Nachdem wir uns durch eine weitere Halle gearbeitet hatten, brauchten wir unbedingt eine Stärkung. Kuchen hatten wir immer noch nicht gefunden, dafür aber einen Cocktail-Stand. Während ich an meinem Mai Tai schlürfte, ließ ich das gerade Gesehene Revue passieren:
„Schatz, am Ende ist es doch sehr traurig. Also, wenn das alles sein soll, was es im 21. Jahrhundert auf einer Erotikmesse gibt, dann sieht es übel aus. Ich finde das Angebot wirklich sehr schmalspurig. Als ob den Betreibern die Phantasie fehlt. Dieser Schuhstand war wirklich das einzig Brauchbare, was ich hier finden konnte. Beispielsweise habe ich noch keinerlei hochwertige Dessous entdecken können … “
„Naja, für kleinere Labels ist die ‚Venus‘ zu teuer und gängige Unterwäsche-Marken wollen natürlich nicht mit einer Porno-Messe in Verbindung gebracht werden.“
„Mit der richtigen Person ist doch fast alles erotisch“
„Erotische Kunst konnte ich auch nicht entdecken. Kein Burlesque. Ich habe einen Stand mit erotischen Hörbüchern gesehen, das war‘s“, klagte ich weiter.
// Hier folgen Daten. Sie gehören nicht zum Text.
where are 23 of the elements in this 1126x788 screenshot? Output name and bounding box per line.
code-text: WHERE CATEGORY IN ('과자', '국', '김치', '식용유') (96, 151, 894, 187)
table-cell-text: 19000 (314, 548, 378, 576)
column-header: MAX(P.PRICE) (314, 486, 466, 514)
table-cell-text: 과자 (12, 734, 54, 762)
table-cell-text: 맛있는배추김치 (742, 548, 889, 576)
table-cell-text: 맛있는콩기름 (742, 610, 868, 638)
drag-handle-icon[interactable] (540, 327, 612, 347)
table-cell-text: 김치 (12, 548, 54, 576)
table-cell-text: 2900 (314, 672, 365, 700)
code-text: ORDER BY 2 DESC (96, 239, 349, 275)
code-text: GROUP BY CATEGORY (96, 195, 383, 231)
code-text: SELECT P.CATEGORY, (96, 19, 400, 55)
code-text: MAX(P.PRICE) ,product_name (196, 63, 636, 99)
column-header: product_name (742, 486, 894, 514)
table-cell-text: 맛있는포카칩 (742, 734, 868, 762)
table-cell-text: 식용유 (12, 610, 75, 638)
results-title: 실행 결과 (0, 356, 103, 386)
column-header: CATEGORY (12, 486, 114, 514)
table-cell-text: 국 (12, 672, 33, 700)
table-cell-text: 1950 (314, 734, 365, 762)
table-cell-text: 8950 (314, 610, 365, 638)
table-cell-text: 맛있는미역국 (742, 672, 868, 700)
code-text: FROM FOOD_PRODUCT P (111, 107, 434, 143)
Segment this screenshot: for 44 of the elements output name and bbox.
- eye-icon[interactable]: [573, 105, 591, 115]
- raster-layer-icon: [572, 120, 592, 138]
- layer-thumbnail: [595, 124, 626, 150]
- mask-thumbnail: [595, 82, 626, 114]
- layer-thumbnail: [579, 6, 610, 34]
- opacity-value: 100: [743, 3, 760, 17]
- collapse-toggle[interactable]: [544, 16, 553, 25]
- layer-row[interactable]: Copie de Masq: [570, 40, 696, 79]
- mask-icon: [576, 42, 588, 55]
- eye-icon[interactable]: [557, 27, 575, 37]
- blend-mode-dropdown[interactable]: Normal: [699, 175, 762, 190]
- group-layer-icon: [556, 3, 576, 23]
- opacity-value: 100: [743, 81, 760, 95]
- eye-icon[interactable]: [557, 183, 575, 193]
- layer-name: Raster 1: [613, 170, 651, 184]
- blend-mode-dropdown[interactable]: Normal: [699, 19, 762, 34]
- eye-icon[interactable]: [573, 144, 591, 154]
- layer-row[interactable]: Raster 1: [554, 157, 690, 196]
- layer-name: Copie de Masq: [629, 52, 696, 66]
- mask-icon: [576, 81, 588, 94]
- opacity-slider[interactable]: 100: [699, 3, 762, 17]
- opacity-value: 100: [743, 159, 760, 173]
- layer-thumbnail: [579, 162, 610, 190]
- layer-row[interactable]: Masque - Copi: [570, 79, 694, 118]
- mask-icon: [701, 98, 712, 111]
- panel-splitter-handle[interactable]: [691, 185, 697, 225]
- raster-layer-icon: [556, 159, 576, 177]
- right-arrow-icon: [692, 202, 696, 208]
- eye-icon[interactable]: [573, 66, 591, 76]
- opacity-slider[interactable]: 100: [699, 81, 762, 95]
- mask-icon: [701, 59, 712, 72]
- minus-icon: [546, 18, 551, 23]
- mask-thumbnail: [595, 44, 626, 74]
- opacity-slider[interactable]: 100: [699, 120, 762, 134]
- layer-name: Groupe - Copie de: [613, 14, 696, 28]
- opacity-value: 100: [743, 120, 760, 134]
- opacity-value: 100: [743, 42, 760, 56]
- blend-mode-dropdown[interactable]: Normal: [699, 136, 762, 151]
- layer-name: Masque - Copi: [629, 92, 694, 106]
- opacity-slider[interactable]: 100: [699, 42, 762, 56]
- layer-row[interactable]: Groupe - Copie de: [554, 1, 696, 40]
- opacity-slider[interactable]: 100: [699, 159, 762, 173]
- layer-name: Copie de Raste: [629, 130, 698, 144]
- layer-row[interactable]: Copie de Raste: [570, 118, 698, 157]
„Du siehst ja auch, dass ich dieses Mal keinen einzigen Fotografen angetroffen habe. Als ich vor ein paar Jahren das letzte Mal hier war, gab es noch einige Künstler aus dem Akt-Bereich, die sich hier präsentiert haben. Lohnt sich vielleicht nicht mehr.“
„Aber ist es nicht generell seltsam, wie getrennt hier die Sphären sind? Mir fällt gerade auf, dass der gesamte ‚esoterische‘ Bereich gar nicht vertreten ist. Kein Tantra, keine erotischen Massagen … Es gab dort hinten eine Frau, die erotische Hypnosen angeboten hat, aber sie hatte gerade eine Kundin, als wir vorbeikamen. Ich wäre mir dort aber auch wie auf dem Präsentierteller vorgekommen.“
Nachdenklich kaute ich auf meinem Strohhalm herum. Es war ja im Grunde ein Unding, von „gutem“ und „schlechtem“ Sex zu sprechen. Aber mochten es die meisten Menschen wirklich so plakativ?
„Schatz, ganz ehrlich: Fandest Du diese Veranstaltung hier erotisch?“
Ich kenne meinen Freund sehr gut und wusste im Grunde, was er antworten würde. Trotzdem wollte ich es noch einmal hören.
„Ach, weißt Du, mit der richtigen Person ist doch fast alles erotisch“, sagte er grinsend.
„Weg mit dem Träsh“
Schließlich verließen wir das Messe-Gelände. Wir hatten letztlich doch viel mehr Zeit als gedacht auf der „Venus“ verbracht, mittlerweile war es Abend. Als wir die S-Bahn-Brücke am ICC-Gebiet erreichten, sprach uns ein junger Afro-Deutscher an: „Sagt mal, wo geht es hier zur ‚Venus‘“?
Nachdem wir ihm den Weg beschrieben hatten, erklärte er: „Wisst ihr, ich bin hier wegen eines Kunstprojektes. Ich möchte aus dem vielen leeren Verpackungsmaterial, das bei dieser Veranstaltung anfällt, eine riesige Penis-Skulptur anfertigen und vor der Messe aufstellen. Das Ganze wird heißen: ‚Weg mit dem Trash‘, aber mit ‚Ä‘, das ist ganz wichtig.“
„Perfekt zusammengefasst“, entgegnete ich lachend.
„Ach, Leute, ihr seid cool. Lasst euch drücken!“, sagte der Träsh-Aktivist und zog uns an sich. „Und nicht vergessen: Kein Platz für Ballast!“ Bevor er verschwand, blinzelte er mir noch zu: „Du riechst echt gut!“
Auf der Stirn meines Freundes kräuselten sich missbilligende Eifersuchtsfalten, und entschlossen zog er mich Richtung S-Bahn. Und ich muss zu meiner Schande gestehen: Ein leicht eifersüchtiger Freund wirkt auf eine Frau verdammt sexy.